“Non abbiamo mai pensato all’Europa come a una casa, a un rifugio, e oggi ne paghiamo le conseguenze”. È una riflessione che suona in parte come un mea culpa, quella con cui Herman Van Rompuy, ha ritirato oggi ad Aquisgrana lo Charlemagne Prize. Accettando uno dei premi più prestigiosi assegnati alle personalità che si siano distinte in favore dell’integrazione e dell’unione in Europa, il presidente del Consiglio europeo tenta di dare una spiegazione all’avanzata dei nazionalismi, a quella voglia di abbandonare l’Europa per richiudersi all’interno dei confini nazionali, che tanta spinta sta dando ai movimenti euroscettici. “Come è possibile – si chiede Van Rompuy – che la gente veda l’Europa come qualcosa che li fa sentire impotenti e senza voce, mentre è stata concepita proprio per renderli più forti?”

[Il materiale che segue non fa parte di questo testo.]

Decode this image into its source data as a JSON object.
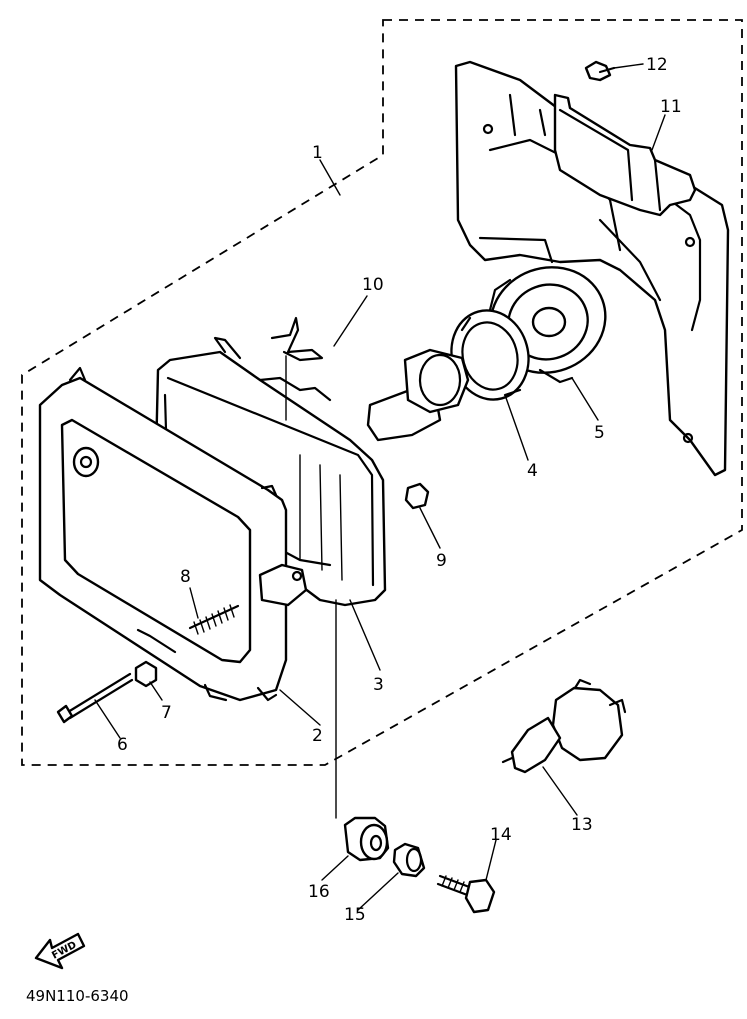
{
  "parts": [
    {
      "number": "1"
    },
    {
      "number": "2"
    },
    {
      "number": "3"
    },
    {
      "number": "4"
    },
    {
      "number": "5"
    },
    {
      "number": "6"
    },
    {
      "number": "7"
    },
    {
      "number": "8"
    },
    {
      "number": "9"
    },
    {
      "number": "10"
    },
    {
      "number": "11"
    },
    {
      "number": "12"
    },
    {
      "number": "13"
    },
    {
      "number": "14"
    },
    {
      "number": "15"
    },
    {
      "number": "16"
    }
  ],
  "fwd_label": "FWD",
  "diagram_code": "49N110-6340"
}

Una risposta, il Presidente del Consiglio europeo se l’è data: l’Ue “fin dall’inizio ha agito per rimuovere i confini: per le merci, per i lavoratori, per gli investimenti, per lasciare le persone e le aziende libere di muoversi”. Lo stesso fa ancora oggi: “In campi come l’energia, le telecomunicazioni, l’economia digitale” il focus è sempre “abbattere le barriere, creare un grande spazio comune”. Un bene, di sicuro. Ma l’Europa, in questa sua frenesia di aprire ha perso la sua immagine “di casa, di rifugio”. “Da molti – continua Van Rompuy – è ora percepita come un intruso sgradito, l’amica della libertà viene vista come una minaccia alla protezione”.
Per riguadagnare la fiducia dei cittadini, secondo il Presidente del Consiglio europeo, occorre ora “trovare il giusto equilibrio”: per l’Unione europea “è essenziale agire anche sul versante della protezione”. È “urgente” che l’Unione mostri “di avvantaggiare non solo le imprese, ma anche i dipendenti, non solo chi si sposta, ma anche chi resta, non solo i laureati e quelli che conoscono le lingue, ma tutti i cittadini”. L’Europa, conclude Van Rompuy, deve mostrare di vedere le persone “non solo come consumatori, che amano i prodotti a basso costo, ma anche come lavoratori, che possono vedere negli altri dei concorrenti per il loro lavoro”.